He says, she says - On Bond and getting back to normality
In this week's he says, she says, Dan Wainwright is licensed to watch TV, but not Bond movies and Liz Joyce is getting back to the grindstone after a week away.
Dan Wainwright: How will 007 escape from Rupert’s grasp?
Is Rupert Murdoch the new Blofeld, stroking a Persian cat and coming up with a dastardly plan?
I’m not on about phone hacking, but rather the way Sky has imprisoned James Bond.
His evil organisation, whom I shall henceforth refer to as “Spectre”, has bought the rights to all the Bond films for at least a year and yesterday launched a channel showing 007 movies 24 hours a day for the next month.
Britain’s greatest secret agent has been in some scrapes before but I really don’t know how he’s going to get out of this one. Roger Moore’s trademark eyebrow raise just isn’t going to cut it.
This isn’t just a fat man with a laser beam pointed at Bond’s nether regions - Spectre’s got satellites and broadband. These are professionals with proper staff and pension schemes, not anonymous henchmen in a volcano.
Q might be able to rustle up an invisible car with an ejector seat but that isn’t much good against a legally binding contract, unless he was able to stick a tin of exploding talcum powder into the lawyers’ briefcases first.

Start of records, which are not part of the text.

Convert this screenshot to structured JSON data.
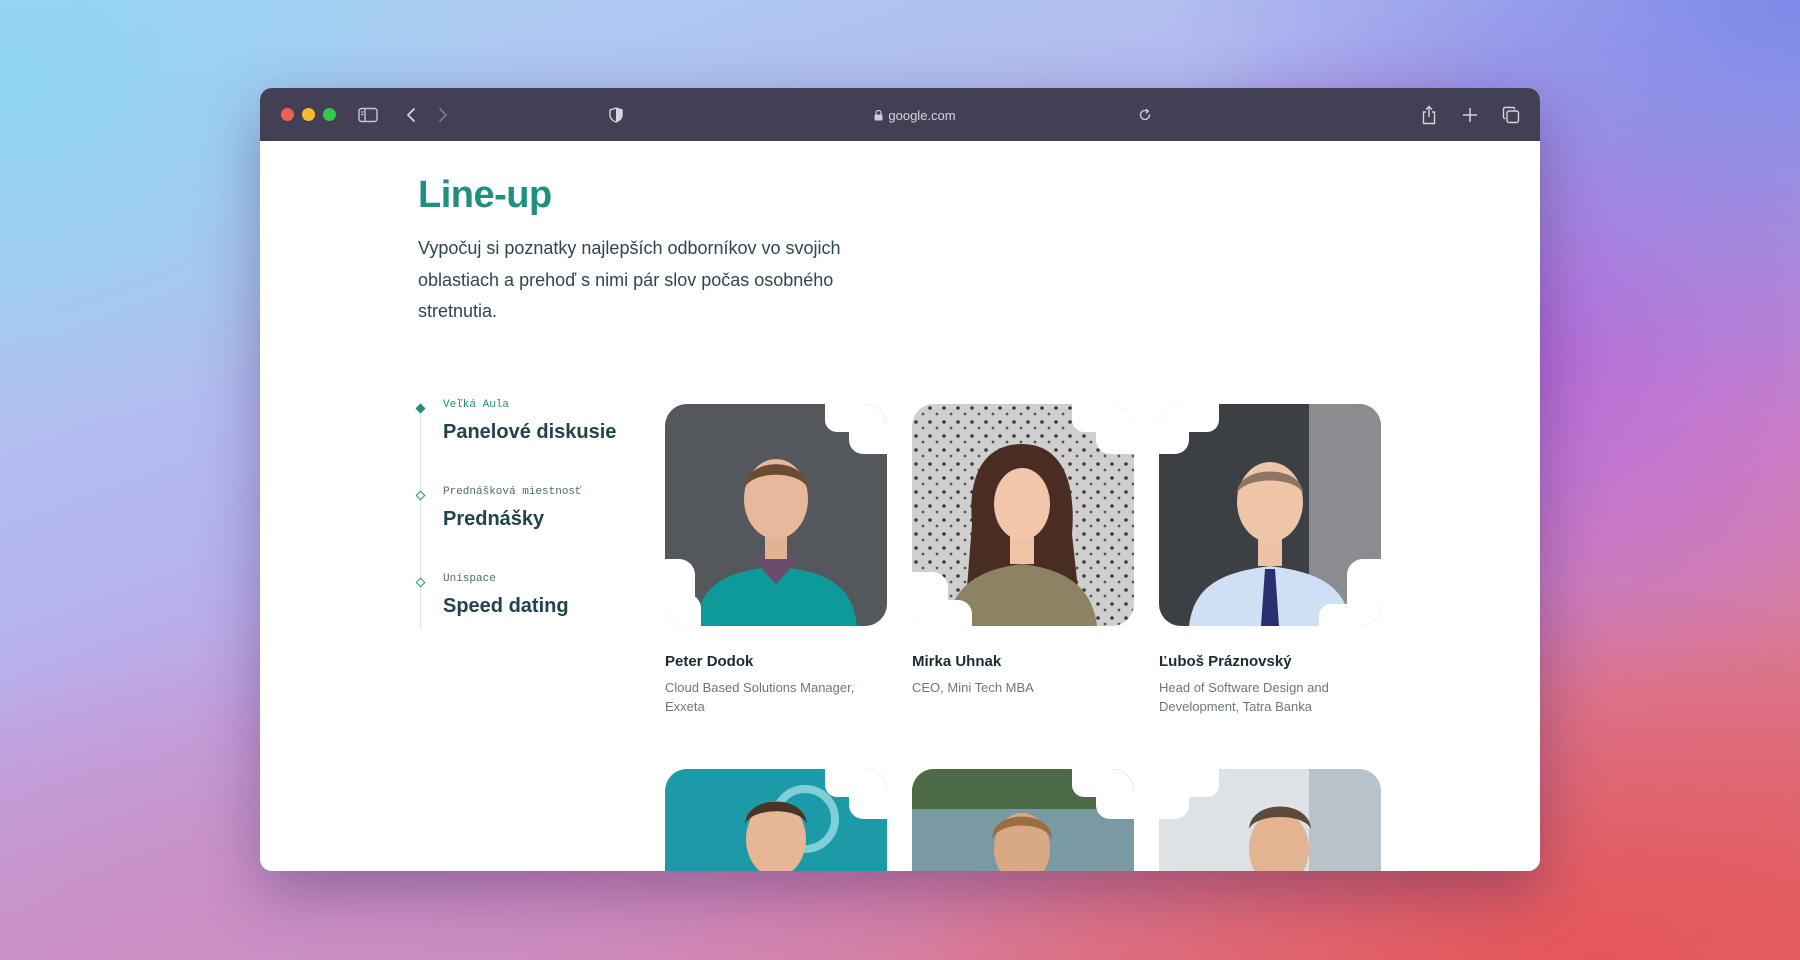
{
  "browser": {
    "url": "google.com"
  },
  "page": {
    "title": "Line-up",
    "intro": "Vypočuj si poznatky najlepších odborníkov vo svojich oblastiach a prehoď s nimi pár slov počas osobného stretnutia."
  },
  "schedule": [
    {
      "room": "Veľká Aula",
      "name": "Panelové diskusie"
    },
    {
      "room": "Prednášková miestnosť",
      "name": "Prednášky"
    },
    {
      "room": "Unispace",
      "name": "Speed dating"
    }
  ],
  "speakers": [
    {
      "name": "Peter Dodok",
      "role": "Cloud Based Solutions Manager, Exxeta"
    },
    {
      "name": "Mirka Uhnak",
      "role": "CEO, Mini Tech MBA"
    },
    {
      "name": "Ľuboš Práznovský",
      "role": "Head of Software Design and Development, Tatra Banka"
    }
  ],
  "colors": {
    "accent": "#1f8f7f",
    "toolbar": "#433f55"
  }
}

A little piece of me feels like I’ve just been stripped naked, painted gold and left to asphyxiate in a hotel room. Sorry for the mental picture, I hope you weren’t eating your tea but I feel very strongly about this.
There’s nothing quite like flicking on the TV on a rainy bank holiday afternoon and stumbling across a Bond film.
Apart from the Daniel Craig ones I saw in the cinema I don’t think I’ve ever watched a Bond film from the start.
Bond is just something that crops up when you’re not expecting it and pulls you in like a shark with a laser beam attached to its head. Hang on, that’s Austin Powers.
But my point still stands. Half the fun is working out which one is on before groaning in disappointment that it’s Never Say Never Again, the unofficial remake of Thunderball with Sean Connery in a dodgy syrup.
Tying 007 down to one channel and knowing that he’s always there, just spoils it.
Like Bond himself, the movies offer a quick thrill and then they’re gone before anyone can think about booking an appointment at the sexual health clinic.
Well he does get about a bit, doesn’t he?
Liz Joyce: It’s back to the grindstone – but we need normality
The six of you who regularly read this column will notice that Dan and I took a little break last week.
While he enjoyed the picturesque coastline and old man pubs of Ilfracombe, I was busy eating my way around Tuscany, scoffing pizza, pasta, pancetta and any other foodstuffs beginning with P.
He spent quality time with his beautiful young baby and I spent quality time with ice cream. All was well in the world.
As a result, we have floated back into the office happier and calmer than before.
But it’s got me wondering. While the restorative qualities of our respective holidays are clear to see, would we enjoy a life of leisure all year round?
A world of endless five-star hotels, private beaches and Michelin meals sounds like paradise. But, without the counterbalance of day-to-day work and family commitments, would we really appreciate it?
Perhaps endless means and opportunity ends up being a bit, well, boring. Would lobster and champagne eventually become as mundane as beans on toast and a cuppa?
I think the reason I so enjoyed the pretty little towns and breathtaking cathedrals of my trip was because I’m usually stuck in Wolverhampton. The reason I so appreciated the blissful silence of the rolling hills was because I’m in a room of shouting hacks and ringing phones five days a week.
Not wanting to get all incense sticks and “peace man”, but I’ve come to the conclusion that we all need a bit of yin and yang in life. I don’t think we can fully appreciate the light without a little shadow.
It’s the classic question – would winning the lottery equal instant happiness? This week, Black Country father and daughter Thomas Foden and Irene Harper scooped almost £4 million. I couldn’t be happier for them and the money will instantly change their lives for the better.
But they are 80 and 60 years old, they’ve worked hard all of their lives and deserve to put their feet up. I’m not convinced hitting the jackpot in your 20s, 30s, 40s or 50s would be the same. Surrounded by luxury year after year, would we eventually crave a bit of humdrum normality?